Conversations and insights about the moment.

Secretary of State Antony Blinken with his entourage at Davos.Credit…Markus Schreiber/Associated Press

Every day at this week’s Davos World Economic Forum, I have had to respond to Arab officials and friends who are unable to sympathize to any degree with the trauma that Hamas inflicted on Israel on Oct. 7, given the thousands of Palestinian civilian deaths in Gaza. These deaths, of course, are the result of Israel’s war on Hamas fighters who deliberately hide under, and fire rockets from, civilian homes.

My own way of dealing with the nightmarish nature of this war is to focus all my energies on thinking about how to stop it. But I can always think about China, or something else, if I want. That’s not the case if you are Secretary of State Antony Blinken and you are Jewish and you understand how unspeakably vicious the Hamas onslaught was on Oct. 7. Not to mention if you understand that Israel has a right to self-defense, but you also understand that Palestinian civilian casualties in Gaza have reached numbers you cannot ignore and that could leave a long-term stain on Israel and America.

So when I was invited to Davos to interview Blinken before a large audience today, I asked him bluntly the question people here have been asking me: One of the things you hear so often from people given the high number of civilian casualties in Gaza is, for the United States, do Jewish lives matter more than Palestinian Muslim lives or Palestinian Christian lives, given the incredible asymmetry of the casualties?

Blinken did not hesitate for a second to give an impassioned and heartfelt answer that I thought did him and America proud — an answer that neither obscured the vast human tragedy that has been triggered by Israel’s retaliation nor let Hamas off the hook for its role in starting the whole thing.

“No — period,” Blinken immediately shot back at me.

“I think for so many of us,” he continued, “what we’re seeing every single day in Gaza is gut-wrenching, and the suffering we’re seeing among innocent men, women and children breaks my heart. The question is: What is to be done? We’ve made judgments about how we thought we could be most effective in trying to shape this in ways to get more humanitarian assistance to people — to get better protections and minimize civilian casualties at every step along the way. Not only have we impressed upon Israel its responsibilities to do that, we’ve seen some progress in areas where, absent our engagement, I don’t believe it would have happened.”
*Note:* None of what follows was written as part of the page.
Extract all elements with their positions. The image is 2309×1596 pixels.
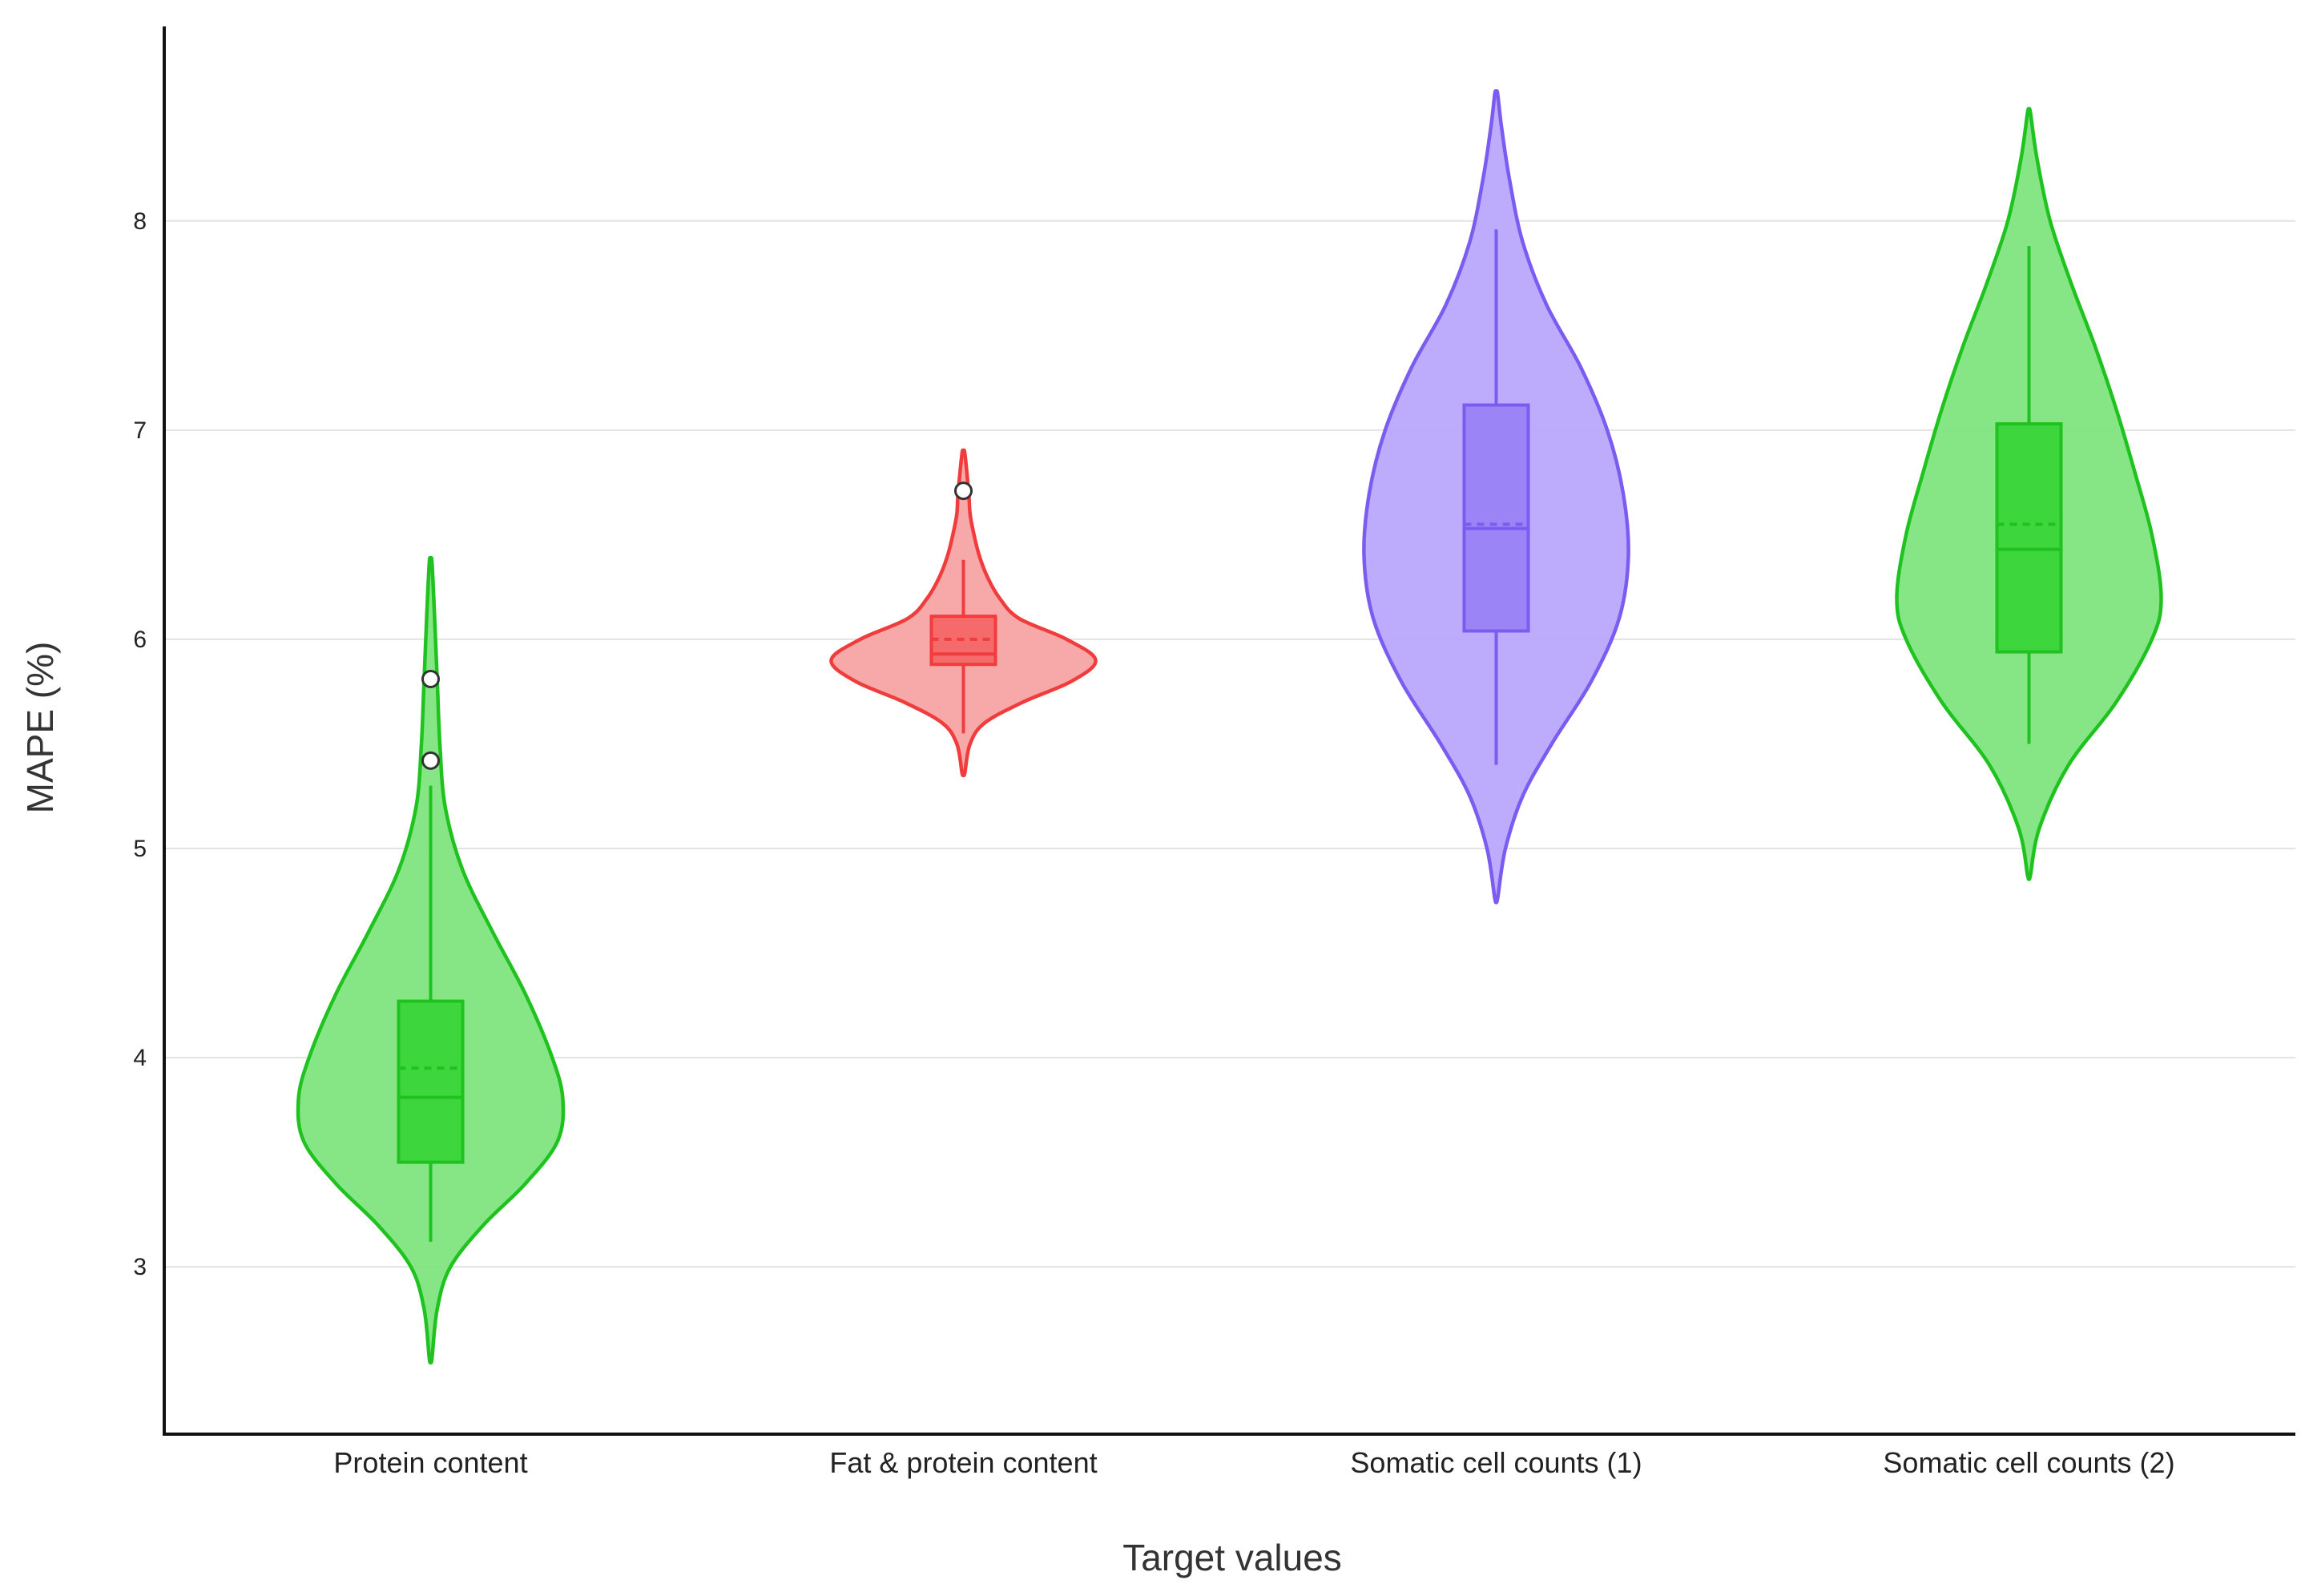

Blinken continued: “But that in no way, shape or form takes away from the tragedy that we’ve seen and continue to see. It’s why we’re at it relentlessly, every single day. All I can tell you, Tom, is just on a purely human level, it’s devastating,” he said, referring to the “gut-wrenching” suffering that Israel has inflicted on the Palestinians in Gaza. “But it also reinforces my conviction that there has to be — and there is — another way that answers Israel’s most profound concerns” about security.

Because of deep-fake technologies and other distortions that are made possible by social media, Blinken added, “there are large swaths of the world” that “don’t believe Oct. 7 actually happened — they don’t believe that Hamas slaughtered men, women and children, that it executed parents in front of their kids, that it executed kids in front of their parents, that it burned families alive. They don’t believe it.” Therefore, he explained, when Israel responds the way it did, with seeming indifference to thousands of Palestinian civilian casualties, a lot of people think there is no context at all.

The biggest poison around the world is the inability to see the humanity in the other, he concluded. “When that happens, you get so hardened that you’re willing to do and accept things that you wouldn’t if the humanity of the other was front and center in your consciousness. So one of our challenges is to fight that dehumanization — to find ways to diffuse it to take that poison out.”